Update: To clarify, I think my confusion here stems from that — in my mind — HFS supports Unix file permissions natively and should "just work" with them.
I recently learned that cp
s preserve=timestamps
does not, in fact, preserve time stamps (creation dates are reset). Am I now to believe that its preserve=ownership
does not preserve ownership?
From the Linux kernel documentation for the hfsplus
module:
Mount options
uid=n, gid=n
Specifies the user/group that owns all files on the filesystem that have uninitialized permissions structures.

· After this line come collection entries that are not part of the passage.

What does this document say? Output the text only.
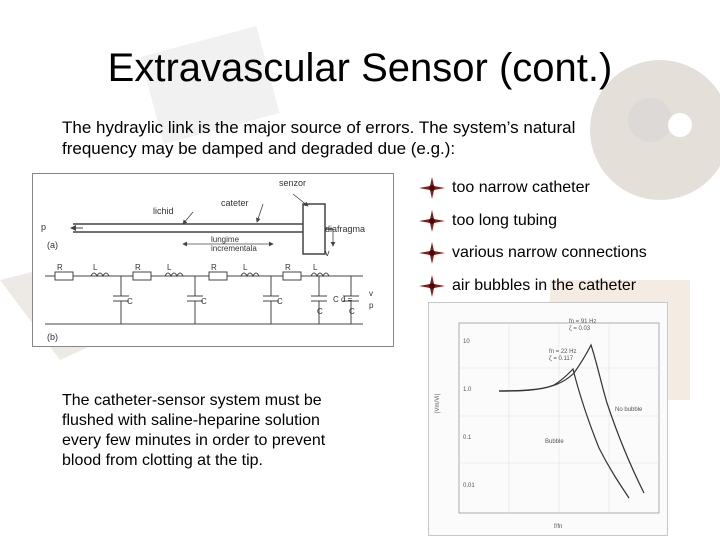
Extravascular Sensor (cont.)
The hydraylic link is the major source of errors. The system’s natural frequency may be damped and degraded due (e.g.):
senzor
lichid
cateter
p	diafragma
(a)
lungime
incrementala	v
R	L	R	L	R	L	R	L
C	C	C
C	C
C d =
v
p
(b)
too narrow catheter
too long tubing
various narrow connections
air bubbles in the catheter
fn = 91 Hz
ζ = 0.03
fn = 22 Hz
ζ = 0.117
No bubble
Bubble
10
1.0
0.1
0.01
|Vm/Vi|
f/fn
The catheter-sensor system must be flushed with saline-heparine solution every few minutes in order to prevent blood from clotting at the tip.
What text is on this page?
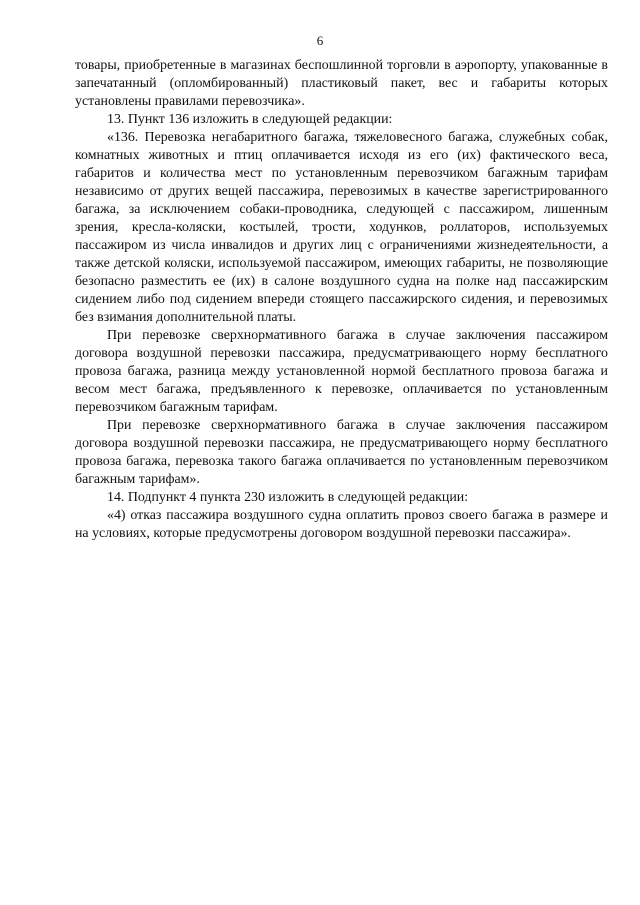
6

товары, приобретенные в магазинах беспошлинной торговли в аэропорту, упакованные в запечатанный (опломбированный) пластиковый пакет, вес и габариты которых установлены правилами перевозчика».

13. Пункт 136 изложить в следующей редакции:

«136. Перевозка негабаритного багажа, тяжеловесного багажа, служебных собак, комнатных животных и птиц оплачивается исходя из его (их) фактического веса, габаритов и количества мест по установленным перевозчиком багажным тарифам независимо от других вещей пассажира, перевозимых в качестве зарегистрированного багажа, за исключением собаки-проводника, следующей с пассажиром, лишенным зрения, кресла-коляски, костылей, трости, ходунков, роллаторов, используемых пассажиром из числа инвалидов и других лиц с ограничениями жизнедеятельности, а также детской коляски, используемой пассажиром, имеющих габариты, не позволяющие безопасно разместить ее (их) в салоне воздушного судна на полке над пассажирским сидением либо под сидением впереди стоящего пассажирского сидения, и перевозимых без взимания дополнительной платы.

При перевозке сверхнормативного багажа в случае заключения пассажиром договора воздушной перевозки пассажира, предусматривающего норму бесплатного провоза багажа, разница между установленной нормой бесплатного провоза багажа и весом мест багажа, предъявленного к перевозке, оплачивается по установленным перевозчиком багажным тарифам.

При перевозке сверхнормативного багажа в случае заключения пассажиром договора воздушной перевозки пассажира, не предусматривающего норму бесплатного провоза багажа, перевозка такого багажа оплачивается по установленным перевозчиком багажным тарифам».

14. Подпункт 4 пункта 230 изложить в следующей редакции:

«4) отказ пассажира воздушного судна оплатить провоз своего багажа в размере и на условиях, которые предусмотрены договором воздушной перевозки пассажира».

Default: user/group id of the mounting process.
501 is the default UID of the first regular user on modern macOS.
So, apparently macOS does not initialize "permissions structures" for some files. Also, the Apple Technote #1150 indicates the storage of owner ID has an added wrinkle:
ownerID
The Mac OS X user ID of the owner of the file or folder. Mac OS X versions prior to 10.3 treats user ID 99 as if it was the user ID of the user currently logged in to the console. If no user is logged in to the console, user ID 99 is treated as user ID 0 (root). Mac OS X version 10.3 treats user ID 99 as if it was the user ID of the process making the call (in effect, making it owned by everyone simultaneously). These substitutions happen at run time. The actual user ID on disk is not changed.
and later:
Note:
If the S_IFMT field (upper 4 bits) of the fileMode field is zero, then Mac OS X assumes that the permissions structure is uninitialized, and internally uses default values for all of the fields. The default user and group IDs are 99, but can be changed at the time the volume is mounted. This default ownerID is then subject to substitution as described above.
This means that files created by Mac OS 8 and 9, or any other implementation that sets the permissions fields to zeroes, will behave as if the "ignore ownership" option is enabled for those files, even if "ignore ownership" is disabled for the volume as a whole.

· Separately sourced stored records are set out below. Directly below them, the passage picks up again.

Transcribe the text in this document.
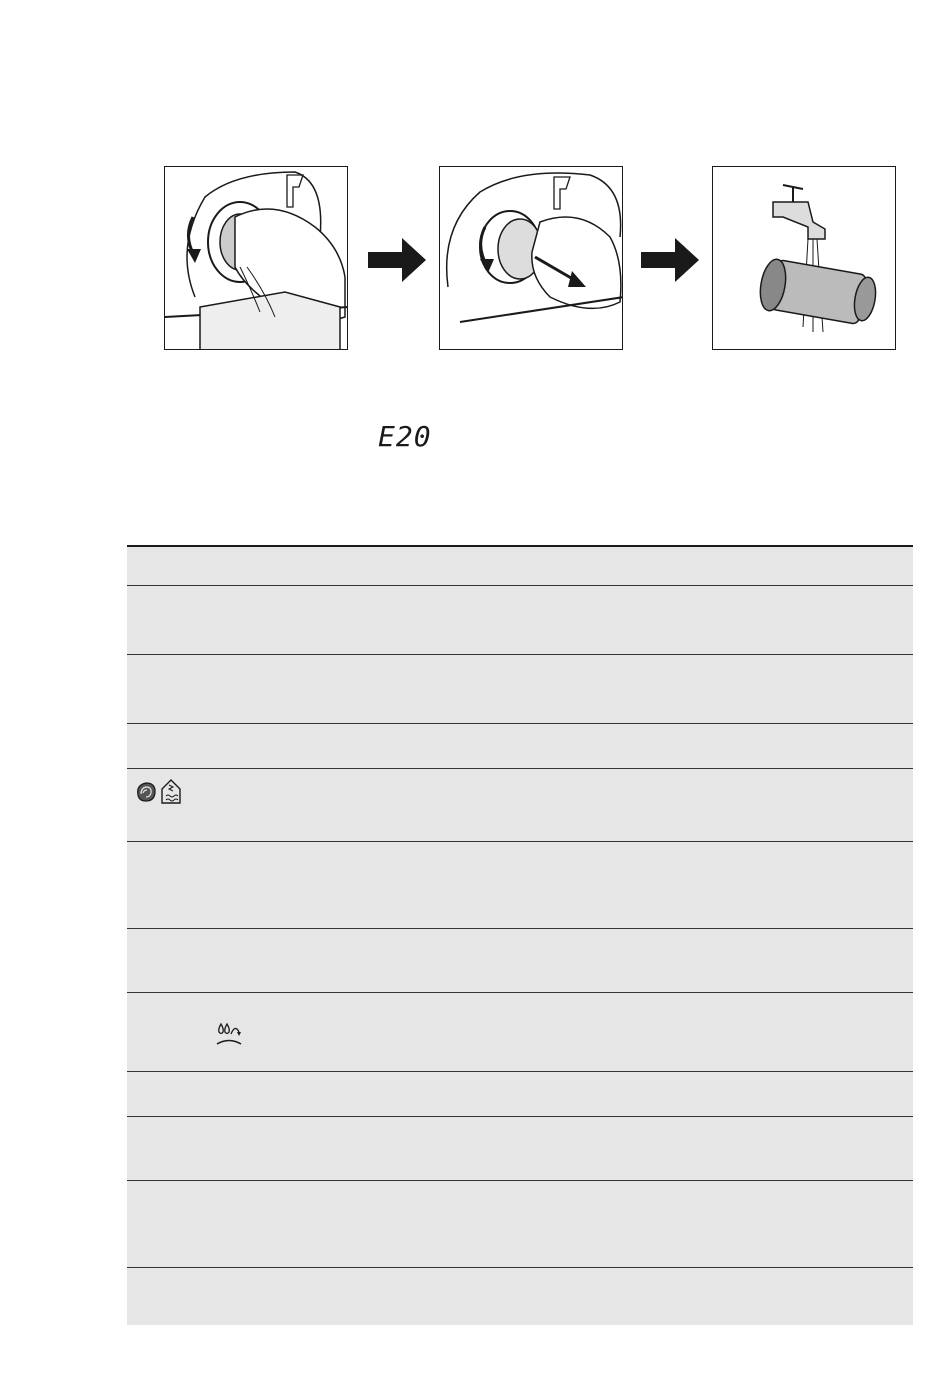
E20
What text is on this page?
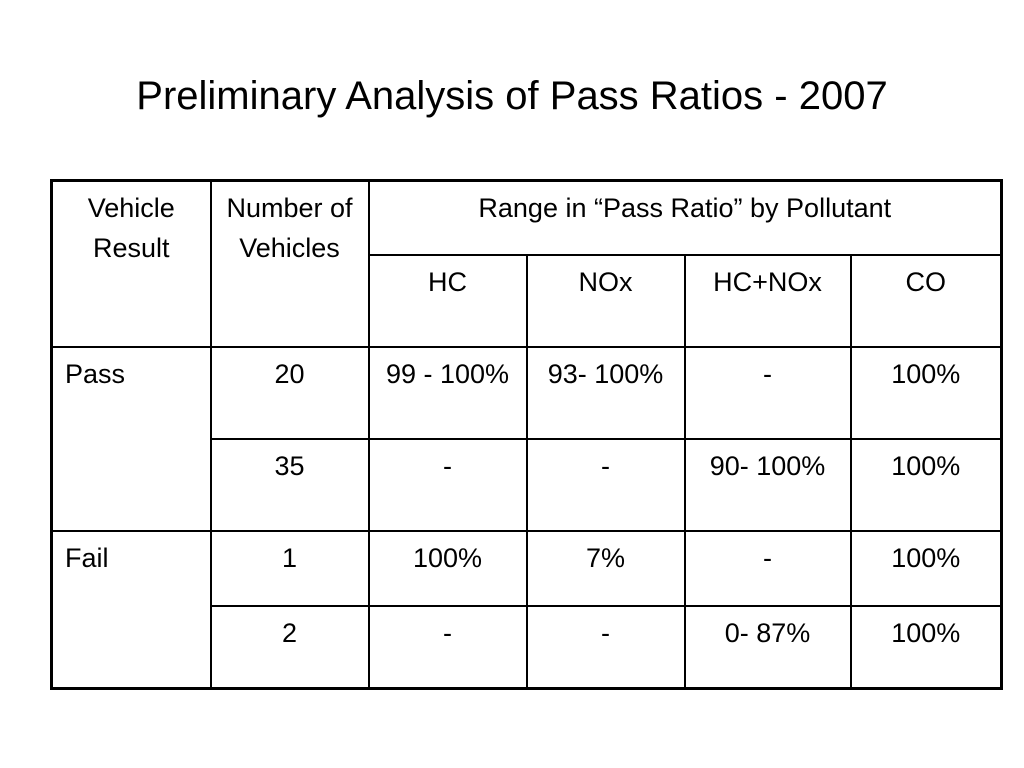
Preliminary Analysis of Pass Ratios - 2007
Vehicle Result	Number of Vehicles	Range in “Pass Ratio” by Pollutant			
		HC	NOx	HC+NOx	CO
Pass	20	99 - 100%	93- 100%	-	100%
	35	-	-	90- 100%	100%
Fail	1	100%	7%	-	100%
	2	-	-	0- 87%	100%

S_IFMT referred here is the highest 4 bits of the 16-bit value that is used to store the Unix-style permission bits: 3x read/write/execute, and the setuid/setgid/sticky bits. A regular file needs those highest 4 bits to be set to a specific non-zero value (S_IFREG
) or else the backwards compatibility mechanism described above will kick in.
The structure of the HFS+ filesystem clearly opens up a possibility to sometimes play "fast and loose" with the file ownerships, and your results indicate macOS seems to do exactly that in some situations.
For removable media, it would make a certain kind of sense for macOS to automatically enable the "ignore ownership" option as the system that writes the files to the media might not be the same as the one that will be reading it, and the two systems might have entirely different UID mappings, resulting in inconvenience to the user.
So this might just be macOS trying to be user friendly on removable media, and assuming that the user’s physical possession of the removable media is equivalent to a proof of ownership of the data within.
Ubuntu’s first regular user account is created with UID 1000, and that’s apparently the account you mounted the HFS+ volume to Ubuntu as.
Since files created by Linux keep their UID 1000 into macOS, that indicates Linux will populate the HFS+ "permissions structures" with file owner UIDs, and once macOS reads them, they will work as expected.
The classic POSIX timestamps are:
ctime
= time of last status/metadata changemtime
= time of last modification of contentsatime
= time of last access.
A creation time (crtime
, or birth time) is not one of them. A filesystem may or may not support creation times, and the exact semantics of it may vary between filesystem types and Unix-style operating systems.
Some filesystem drivers handle assigning the creation time internally and make it outright impossible to modify the crtime
of a file afterwards: in such a filesystem, a file that’s been accidentally deleted and restored from a backup may have their classic ctime
and mtime
restored, but the creation time will reflect the time of restoration from backup, since the file is now no longer the original, although it might be an exact copy of it.
When you copy a file, you plainly create a new file: the idea of "preserving the creation time" across a copy operation is an oxymoron.
A filesystem on its own can track the creation time of a file, but that is not necessarily the same thing as the creation time of the data within the file. If you want to track the latter, you usually need either a version control system, or a file format that can include a metadata field on data creation time… and all applications using that data format must agree on the semantics of what the "data creation time" means, or else it will become meaningless.